Veteran journalist Charlie Rose told Bill Clinton he was "trying to be as helpful here as I can" with getting out the former president’s message about the Clinton Foundation during their interview that aired Monday night.
Clinton became irritated when Rose continually pressed him on his eponymous PBS program on allegations that donors to the foundation were given meetings and favors from the State Department when Hillary Clinton was in charge there. As an example, one 2009 email showed a top Clinton Foundation official setting up a meeting between a billionaire donor and the U.S. ambassador to Lebanon.
"First of all, meetings are set up all the time," Clinton said. "Members of Congress do that all the time. Members of the White House do that all the time. The White House actually has a political director, and they can do it all the time. The secretary of state is out of elected politics. In every case I read about, Hillary knew the person involved and had for years."

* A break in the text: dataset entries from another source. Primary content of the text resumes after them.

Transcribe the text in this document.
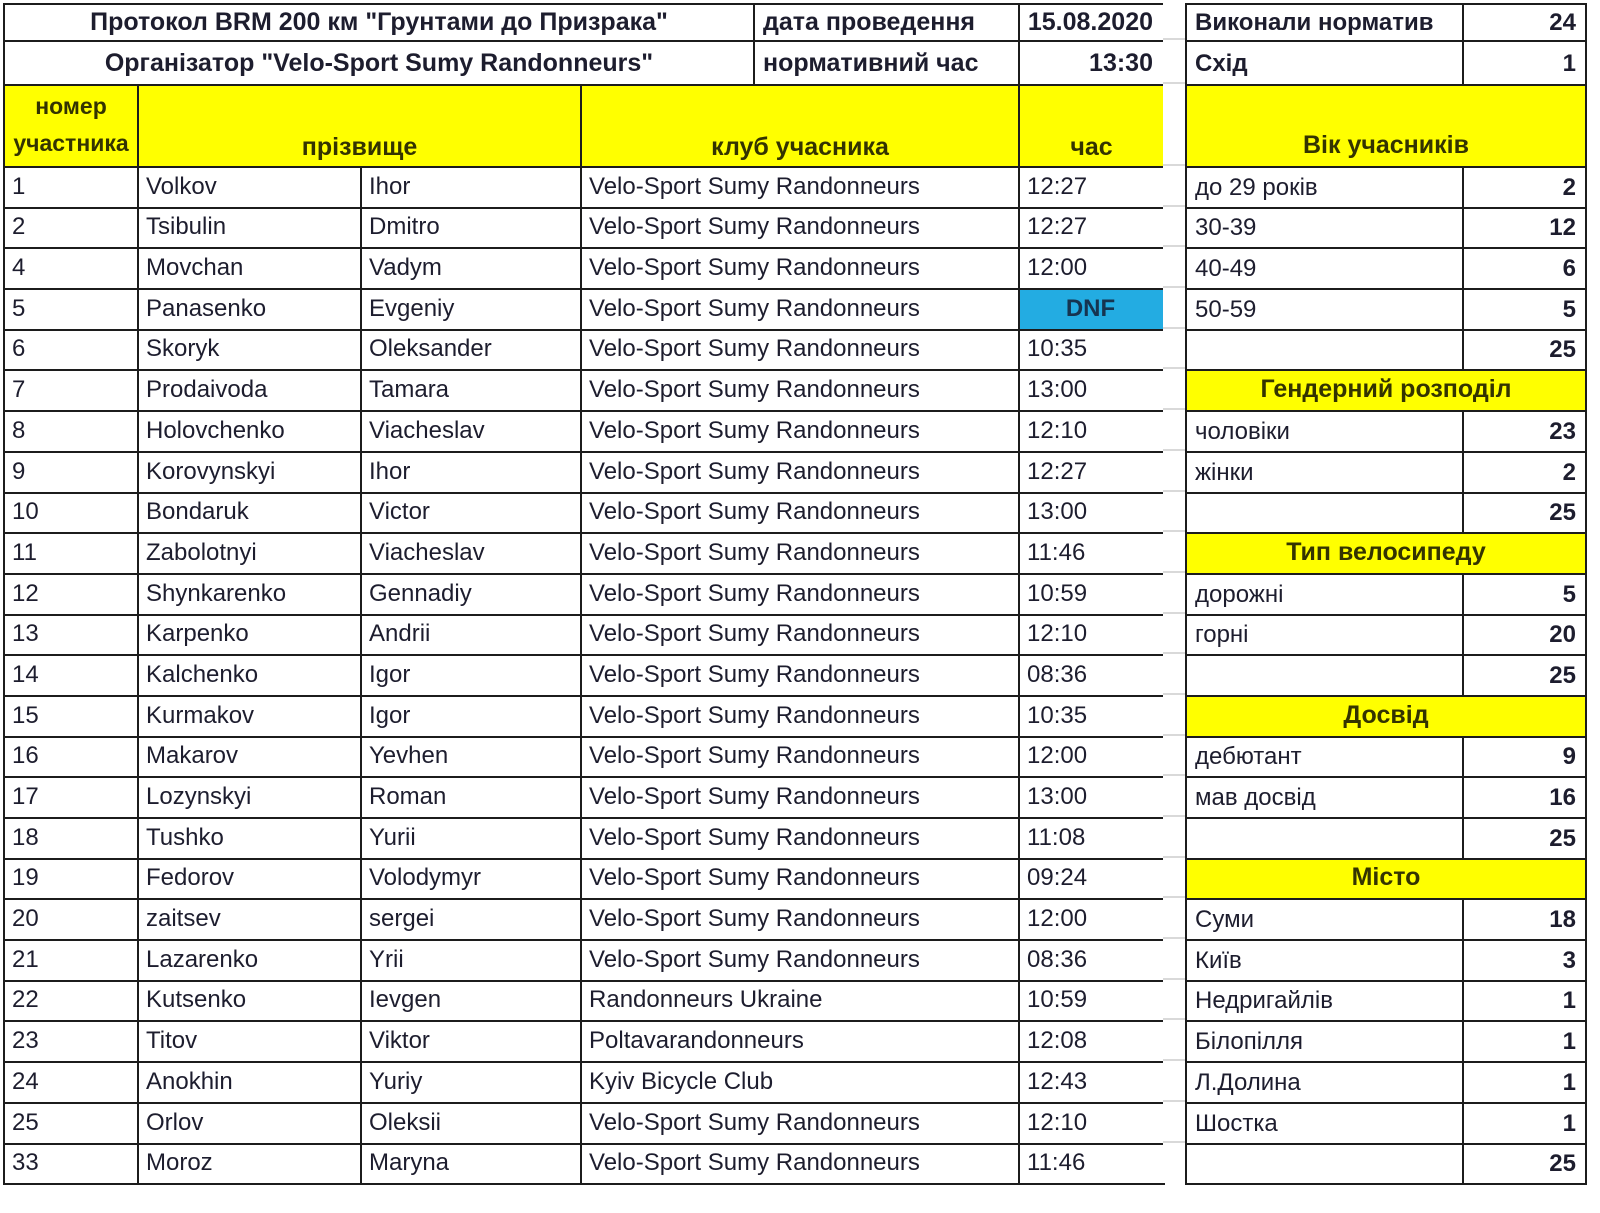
Протокол BRM 200 км "Грунтами до Призрака"	дата проведення	15.08.2020
Організатор "Velo-Sport Sumy Randonneurs"	нормативний час	13:30
номер участника	прізвище		клуб учасника	час
1	Volkov	Ihor	Velo-Sport Sumy Randonneurs	12:27
2	Tsibulin	Dmitro	Velo-Sport Sumy Randonneurs	12:27
4	Movchan	Vadym	Velo-Sport Sumy Randonneurs	12:00
5	Panasenko	Evgeniy	Velo-Sport Sumy Randonneurs	DNF
6	Skoryk	Oleksander	Velo-Sport Sumy Randonneurs	10:35
7	Prodaivoda	Tamara	Velo-Sport Sumy Randonneurs	13:00
8	Holovchenko	Viacheslav	Velo-Sport Sumy Randonneurs	12:10
9	Korovynskyi	Ihor	Velo-Sport Sumy Randonneurs	12:27
10	Bondaruk	Victor	Velo-Sport Sumy Randonneurs	13:00
11	Zabolotnyi	Viacheslav	Velo-Sport Sumy Randonneurs	11:46
12	Shynkarenko	Gennadiy	Velo-Sport Sumy Randonneurs	10:59
13	Karpenko	Andrii	Velo-Sport Sumy Randonneurs	12:10
14	Kalchenko	Igor	Velo-Sport Sumy Randonneurs	08:36
15	Kurmakov	Igor	Velo-Sport Sumy Randonneurs	10:35
16	Makarov	Yevhen	Velo-Sport Sumy Randonneurs	12:00
17	Lozynskyi	Roman	Velo-Sport Sumy Randonneurs	13:00
18	Tushko	Yurii	Velo-Sport Sumy Randonneurs	11:08
19	Fedorov	Volodymyr	Velo-Sport Sumy Randonneurs	09:24
20	zaitsev	sergei	Velo-Sport Sumy Randonneurs	12:00
21	Lazarenko	Yrii	Velo-Sport Sumy Randonneurs	08:36
22	Kutsenko	Ievgen	Randonneurs Ukraine	10:59
23	Titov	Viktor	Poltavarandonneurs	12:08
24	Anokhin	Yuriy	Kyiv Bicycle Club	12:43
25	Orlov	Oleksii	Velo-Sport Sumy Randonneurs	12:10
33	Moroz	Maryna	Velo-Sport Sumy Randonneurs	11:46
Виконали норматив	24
Схід	1
Вік учасників	
до 29 років	2
30-39	12
40-49	6
50-59	5
	25
Гендерний розподіл	
чоловіки	23
жінки	2
	25
Тип велосипеду	
дорожні	5
горні	20
	25
Досвід	
дебютант	9
мав досвід	16
	25
Місто	
Суми	18
Київ	3
Недригайлів	1
Білопілля	1
Л.Долина	1
Шостка	1
	25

Clinton said not one illicit action had been proven and complained that the entire interview on Rose’s titular program was focusing on that topic.
"All this stuff has been dragged out," he said. "And not one example, not even one, of something wrong happening has been cited, but millions of dollars gets spent. And look what you’re doing, Charlie. Playing the same old game."

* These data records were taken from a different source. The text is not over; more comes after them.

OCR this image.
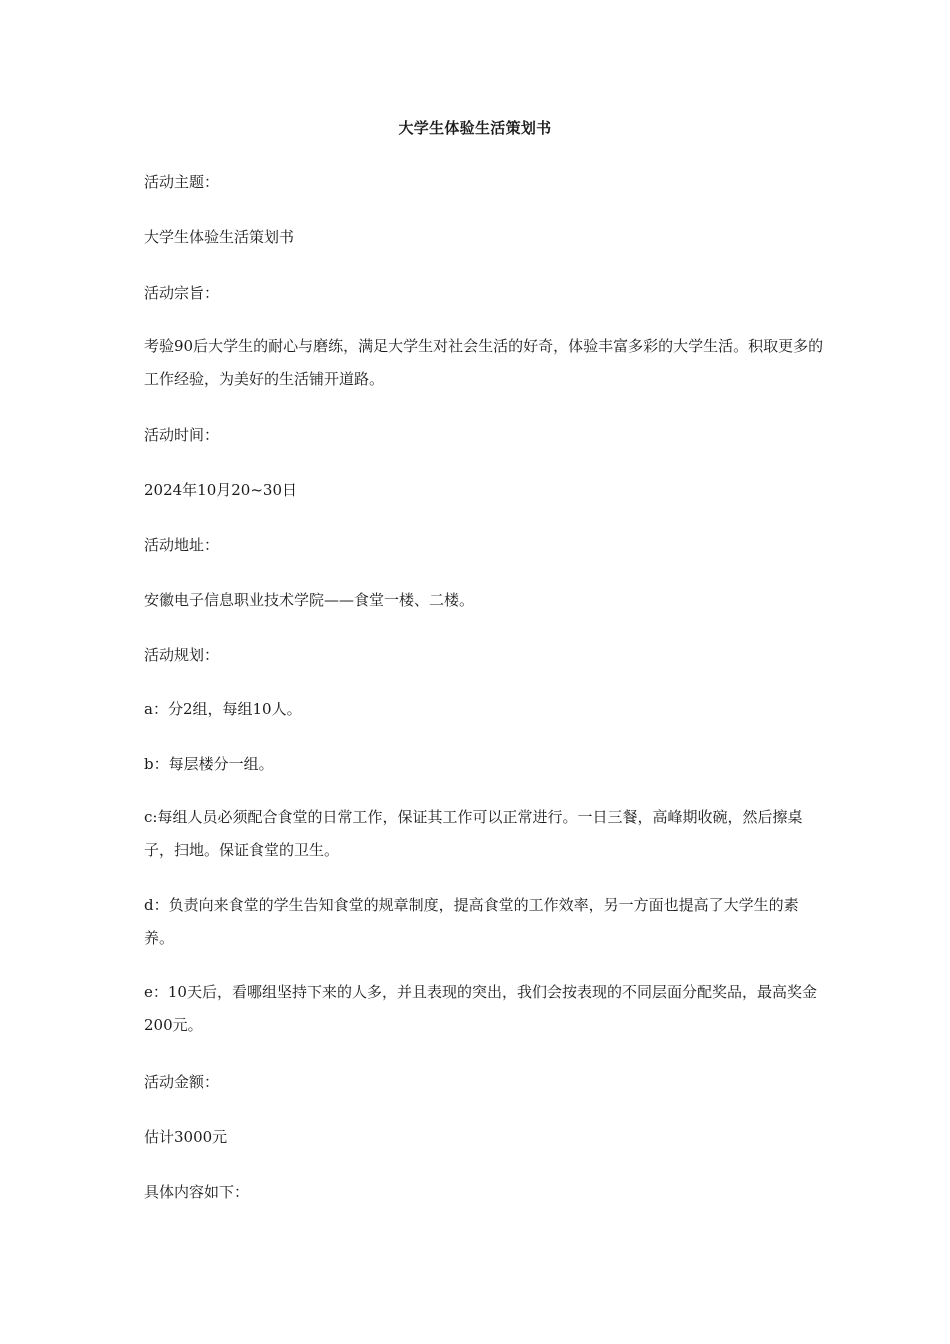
大学生体验生活策划书
活动主题：
大学生体验生活策划书
活动宗旨：
考验90后大学生的耐心与磨练，满足大学生对社会生活的好奇，体验丰富多彩的大学生活。积取更多的工作经验，为美好的生活铺开道路。
活动时间：
2024年10月20~30日
活动地址：
安徽电子信息职业技术学院——食堂一楼、二楼。
活动规划：
a：分2组，每组10人。
b：每层楼分一组。
c:每组人员必须配合食堂的日常工作，保证其工作可以正常进行。一日三餐，高峰期收碗，然后擦桌子，扫地。保证食堂的卫生。
d：负责向来食堂的学生告知食堂的规章制度，提高食堂的工作效率，另一方面也提高了大学生的素养。
e：10天后，看哪组坚持下来的人多，并且表现的突出，我们会按表现的不同层面分配奖品，最高奖金200元。
活动金额：
估计3000元
具体内容如下：
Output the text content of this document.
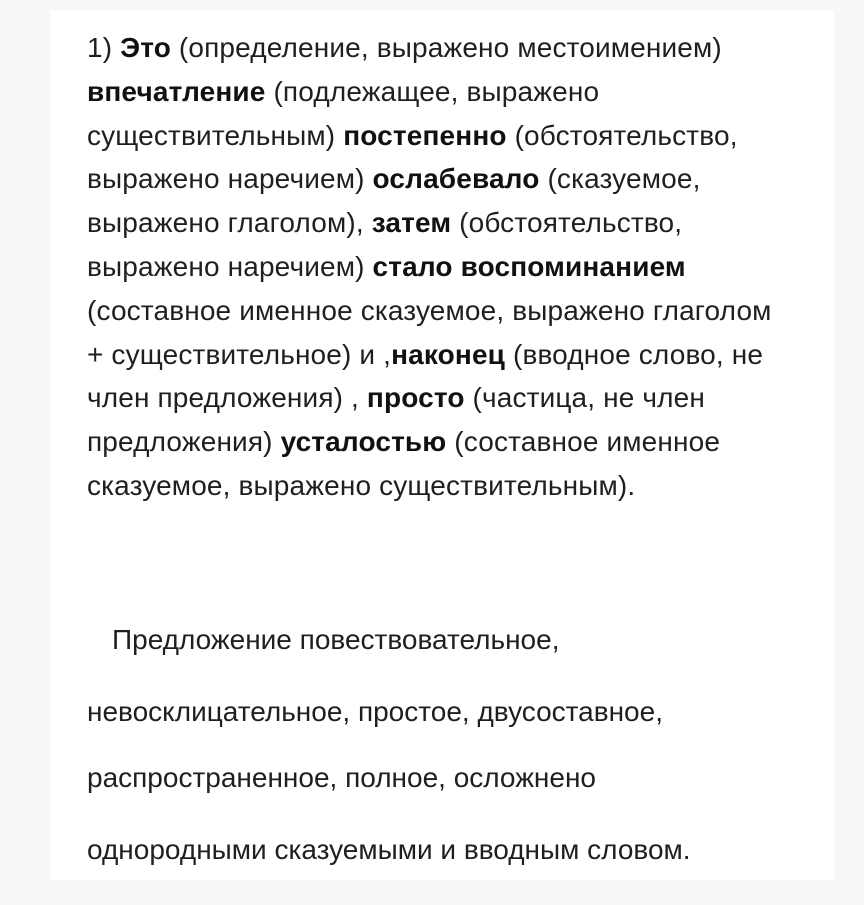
1) Это (определение, выражено местоимением) впечатление (подлежащее, выражено существительным) постепенно (обстоятельство, выражено наречием) ослабевало (сказуемое, выражено глаголом), затем (обстоятельство, выражено наречием) стало воспоминанием (составное именное сказуемое, выражено глаголом + существительное) и ,наконец (вводное слово, не член предложения) , просто (частица, не член предложения) усталостью (составное именное сказуемое, выражено существительным).
Предложение повествовательное,
невосклицательное, простое, двусоставное,
распространенное, полное, осложнено
однородными сказуемыми и вводным словом.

"No, I’m not playing the same old game," Rose said.
"We spent this whole interview talking about this," Clinton said.
Rose said he guessed Clinton did want to talk about the foundation, to "set the record straight," citing that Clinton had apologized in the past for things he felt went wrong during the administration, such as failing to act quickly enough regarding the Rwandan genocide.
"When you seem to believe that there was a mistake—" Rose said.
"I say it," Clinton said.
"You say it," Rose said. "Rwanda would be one example. Mass incarceration was another. You have said things happened that I disagree with … So you’re now saying—"

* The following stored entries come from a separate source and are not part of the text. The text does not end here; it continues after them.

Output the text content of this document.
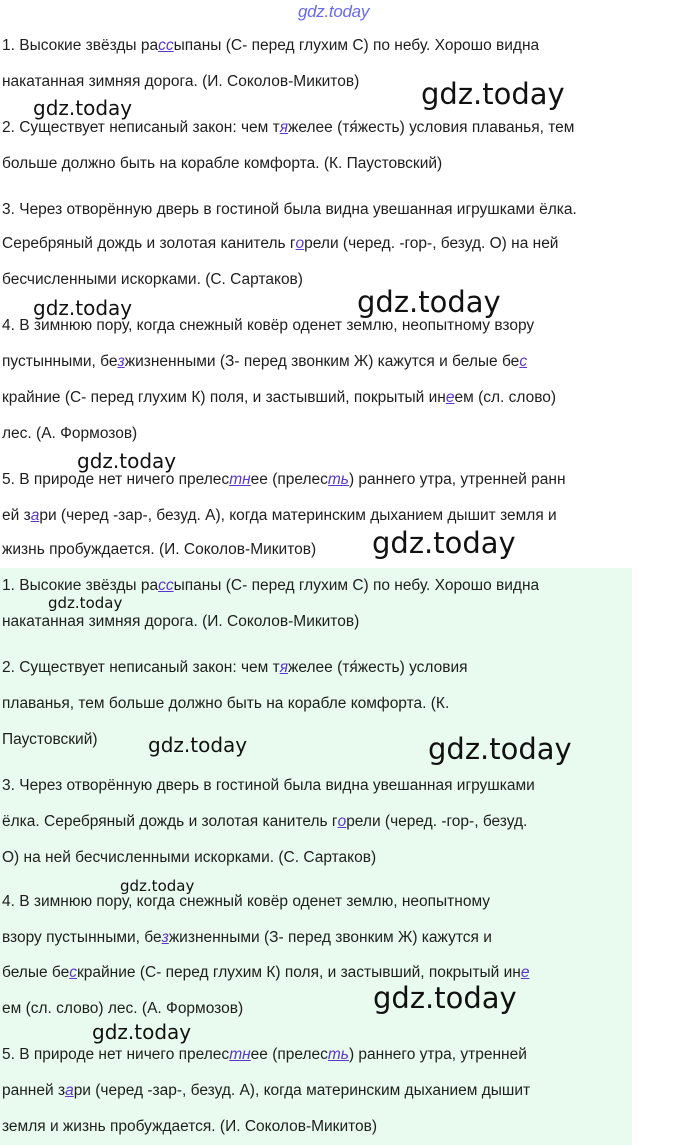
gdz.today
1. Высокие звёзды рассыпаны (С- перед глухим С) по небу. Хорошо видна
накатанная зимняя дорога. (И. Соколов-Микитов)
2. Существует неписаный закон: чем тяжелее (тя́жесть) условия плаванья, тем
больше должно быть на корабле комфорта. (К. Паустовский)
3. Через отворённую дверь в гостиной была видна увешанная игрушками ёлка.
Серебряный дождь и золотая канитель горели (черед. -гор-, безуд. О) на ней
бесчисленными искорками. (С. Сартаков)
4. В зимнюю пору, когда снежный ковёр оденет землю, неопытному взору
пустынными, безжизненными (З- перед звонким Ж) кажутся и белые бес
крайние (С- перед глухим К) поля, и застывший, покрытый инеем (сл. слово)
лес. (А. Формозов)
5. В природе нет ничего прелестнее (прелесть) раннего утра, утренней ранн
ей зари (черед -зар-, безуд. А), когда материнским дыханием дышит земля и
жизнь пробуждается. (И. Соколов-Микитов)
1. Высокие звёзды рассыпаны (С- перед глухим С) по небу. Хорошо видна
накатанная зимняя дорога. (И. Соколов-Микитов)
2. Существует неписаный закон: чем тяжелее (тя́жесть) условия
плаванья, тем больше должно быть на корабле комфорта. (К.
Паустовский)
3. Через отворённую дверь в гостиной была видна увешанная игрушками
ёлка. Серебряный дождь и золотая канитель горели (черед. -гор-, безуд.
О) на ней бесчисленными искорками. (С. Сартаков)
4. В зимнюю пору, когда снежный ковёр оденет землю, неопытному
взору пустынными, безжизненными (З- перед звонким Ж) кажутся и
белые бескрайние (С- перед глухим К) поля, и застывший, покрытый ине
ем (сл. слово) лес. (А. Формозов)
5. В природе нет ничего прелестнее (прелесть) раннего утра, утренней
ранней зари (черед -зар-, безуд. А), когда материнским дыханием дышит
земля и жизнь пробуждается. (И. Соколов-Микитов)
gdz.today	gdz.today
gdz.today	gdz.today
gdz.today
gdz.today
gdz.today
gdz.today	gdz.today
gdz.today
gdz.today
gdz.today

"I did that a year-and-a-half ago," Clinton said.
"Fair enough," Rose said defensively. "I’m trying to be as helpful here as I can in terms of making sure we understand what you’re saying."
Rose said Clinton’s summary seemed to be there was nothing to apologize for and the foundation had been as transparent as possible.
"We have been as transparent as we can be, and we’ve been more transparent than any other foundation, more transparent than any other foundation has ever been asked to be," Clinton said.
He repeated that "to the best of my knowledge," no one got anything from the State Department for supporting the foundation.
"If they did, and it was inappropriate, I would say that was wrong, too," Clinton said. "I have proved that I’m not averse to apologizing for things that I think were wrong."